This is just another example of the importance of "local" in real estate.
Walnut Creek, CA
Here in Florida, the buyer will make the offer with a sum in writing. The seller can then accept or counter offer for a different amount.
It is a negotiated item between buyer and seller.
Usually the buyer offers what they want to and the seller can ask for more if they feel it is needed.
That is between the buyer and seller and can be negotiated.
IMO the amount of Earnest money adds to determine how strong a contract is. A contract with a full price cash offer but only $1,000 earnest money is a bit scary but the same offer with $10,000 held by the listing brokers escrow is quite a bit more comfortable in my book.
Exactly the same person who dictates the final price.
The seller and the seller's agent will decide on an appropriate amount by signing an OTP. If you feel it is too small, counter a different amount.
Here in North Carolina, both due diligence fees and earnest money deposits are usually offered at presentation of OTP. The due diligence fee is much smaller because that is the money that the buyer does not get back if the deal goes South, but the combination of the two fees typically amount to about one percent of the purchase price.
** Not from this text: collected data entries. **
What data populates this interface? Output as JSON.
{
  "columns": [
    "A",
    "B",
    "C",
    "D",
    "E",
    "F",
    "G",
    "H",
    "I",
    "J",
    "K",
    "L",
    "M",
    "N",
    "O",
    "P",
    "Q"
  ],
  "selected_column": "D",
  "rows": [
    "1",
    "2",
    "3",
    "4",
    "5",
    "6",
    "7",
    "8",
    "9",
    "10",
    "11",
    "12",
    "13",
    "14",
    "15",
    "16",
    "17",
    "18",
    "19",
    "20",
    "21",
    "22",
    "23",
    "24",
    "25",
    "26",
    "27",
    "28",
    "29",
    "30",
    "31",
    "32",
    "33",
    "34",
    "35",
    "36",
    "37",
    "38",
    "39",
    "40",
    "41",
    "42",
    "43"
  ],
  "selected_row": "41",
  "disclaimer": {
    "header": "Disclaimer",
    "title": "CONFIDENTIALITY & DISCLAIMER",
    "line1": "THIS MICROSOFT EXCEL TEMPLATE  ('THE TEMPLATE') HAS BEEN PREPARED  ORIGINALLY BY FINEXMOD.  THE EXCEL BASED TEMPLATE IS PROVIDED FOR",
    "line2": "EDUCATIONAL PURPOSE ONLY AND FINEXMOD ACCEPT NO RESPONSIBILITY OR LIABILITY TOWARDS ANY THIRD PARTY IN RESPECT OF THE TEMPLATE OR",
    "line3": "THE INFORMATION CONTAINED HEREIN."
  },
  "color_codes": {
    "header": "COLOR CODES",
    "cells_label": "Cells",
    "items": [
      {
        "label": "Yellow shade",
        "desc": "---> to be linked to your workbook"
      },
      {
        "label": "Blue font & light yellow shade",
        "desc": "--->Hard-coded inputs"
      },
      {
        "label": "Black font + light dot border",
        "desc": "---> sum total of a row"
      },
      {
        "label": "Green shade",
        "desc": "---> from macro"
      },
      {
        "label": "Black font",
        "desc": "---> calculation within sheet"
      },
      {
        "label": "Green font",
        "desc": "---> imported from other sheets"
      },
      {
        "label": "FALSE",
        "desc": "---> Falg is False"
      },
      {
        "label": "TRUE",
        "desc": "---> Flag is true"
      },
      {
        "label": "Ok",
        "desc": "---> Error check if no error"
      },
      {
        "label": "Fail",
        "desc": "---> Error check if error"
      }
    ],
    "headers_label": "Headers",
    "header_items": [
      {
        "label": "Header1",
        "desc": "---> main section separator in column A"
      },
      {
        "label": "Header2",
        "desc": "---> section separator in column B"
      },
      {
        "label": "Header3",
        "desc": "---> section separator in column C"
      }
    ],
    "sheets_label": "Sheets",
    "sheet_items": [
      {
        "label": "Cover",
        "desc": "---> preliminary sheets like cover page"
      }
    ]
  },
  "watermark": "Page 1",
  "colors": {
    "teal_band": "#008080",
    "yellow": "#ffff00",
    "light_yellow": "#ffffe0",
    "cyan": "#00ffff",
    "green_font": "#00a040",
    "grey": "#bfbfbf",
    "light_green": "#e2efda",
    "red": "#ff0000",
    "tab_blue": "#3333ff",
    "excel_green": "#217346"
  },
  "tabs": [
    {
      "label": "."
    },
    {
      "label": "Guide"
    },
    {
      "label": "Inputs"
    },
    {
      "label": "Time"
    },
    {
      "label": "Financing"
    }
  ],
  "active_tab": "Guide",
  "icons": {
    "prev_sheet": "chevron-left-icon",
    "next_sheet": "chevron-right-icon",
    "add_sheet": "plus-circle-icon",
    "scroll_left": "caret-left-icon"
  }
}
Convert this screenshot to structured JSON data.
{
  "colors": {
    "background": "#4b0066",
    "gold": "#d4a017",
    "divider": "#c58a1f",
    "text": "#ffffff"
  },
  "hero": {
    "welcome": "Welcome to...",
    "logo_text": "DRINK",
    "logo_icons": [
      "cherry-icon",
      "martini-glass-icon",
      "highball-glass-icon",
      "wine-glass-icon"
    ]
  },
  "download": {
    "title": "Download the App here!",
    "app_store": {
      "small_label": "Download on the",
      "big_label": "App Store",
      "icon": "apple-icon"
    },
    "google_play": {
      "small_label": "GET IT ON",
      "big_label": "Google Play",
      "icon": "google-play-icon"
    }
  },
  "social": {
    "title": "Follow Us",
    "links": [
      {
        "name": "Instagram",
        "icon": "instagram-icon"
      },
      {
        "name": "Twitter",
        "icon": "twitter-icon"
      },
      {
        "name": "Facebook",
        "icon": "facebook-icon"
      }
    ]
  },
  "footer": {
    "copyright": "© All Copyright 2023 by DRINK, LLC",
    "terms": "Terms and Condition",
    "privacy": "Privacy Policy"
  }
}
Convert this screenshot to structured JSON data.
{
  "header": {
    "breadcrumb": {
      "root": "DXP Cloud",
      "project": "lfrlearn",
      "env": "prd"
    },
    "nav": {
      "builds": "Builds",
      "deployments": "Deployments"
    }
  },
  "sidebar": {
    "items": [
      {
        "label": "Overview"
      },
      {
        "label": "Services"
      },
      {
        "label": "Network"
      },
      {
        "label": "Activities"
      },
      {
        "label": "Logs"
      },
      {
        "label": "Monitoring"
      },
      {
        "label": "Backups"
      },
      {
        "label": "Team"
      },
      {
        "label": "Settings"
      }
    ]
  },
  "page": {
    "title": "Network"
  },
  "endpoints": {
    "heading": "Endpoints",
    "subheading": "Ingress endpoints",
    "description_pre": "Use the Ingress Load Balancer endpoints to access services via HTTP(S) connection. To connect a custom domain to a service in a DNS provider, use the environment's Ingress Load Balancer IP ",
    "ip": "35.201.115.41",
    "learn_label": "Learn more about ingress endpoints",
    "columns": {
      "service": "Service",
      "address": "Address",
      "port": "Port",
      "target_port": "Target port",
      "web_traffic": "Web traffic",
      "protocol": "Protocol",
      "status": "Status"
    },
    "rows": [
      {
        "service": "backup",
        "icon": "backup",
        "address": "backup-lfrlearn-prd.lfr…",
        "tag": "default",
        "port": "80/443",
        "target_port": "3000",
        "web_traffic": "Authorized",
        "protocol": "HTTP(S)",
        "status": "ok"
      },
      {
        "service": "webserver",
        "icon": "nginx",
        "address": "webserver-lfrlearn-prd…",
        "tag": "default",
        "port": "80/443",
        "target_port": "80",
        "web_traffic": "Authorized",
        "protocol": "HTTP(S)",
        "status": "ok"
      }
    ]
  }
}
Here in Arizona, the buyer is free to offer whatever they want. I try NOT to ever tell the client what to offer, however they ask me what is "normal" or standard I explain what the earnest money is, why we offer it, and in the end, the more the buyer offers the "stronger" the offer is often times perceived by the seller. Course, as most things, it is open to counter and negotation. Great question.
As each client has different monies available it would be the buyer as to what they have available and explained it could be higher.
I would say it's always the seller - they have to sign off on the offer which the EMD is a part of. With assistance from their agent of course.
The buyer unless otherwise stated..
Well - first the buyer's agent helps the buyer decide what is appropriate. Then, the listing agent will either accept it or counter. The norm in my city is 1-3% but I've seen deposits as low as $1,000 and as high as 5%.
In our market, we frequently see a minimum requirement. A larger deposit can sometimes give the buyer an advantage when multiple contract competition is anticipated.
It depends some listing have the earnest money amount in the private remarks.
I let the buyer decide.
In my area the seller sets an amount, but the buyer may, or may not, have that amount. So it could be any amount the buyer is willing to put up, and that the seller will accept.
I recently closed a transaction where we used a promissory note for earnest money. The seller took it, and we closed the deal with the earnest money due on the closing date and the seller concessions taking care of that amount of the earnest money. Slick deal on my part.
Here it is usually 3% on regular resales and REOs have different rules the buyer should follow. If buyer wants to deposit more, I'd never say No.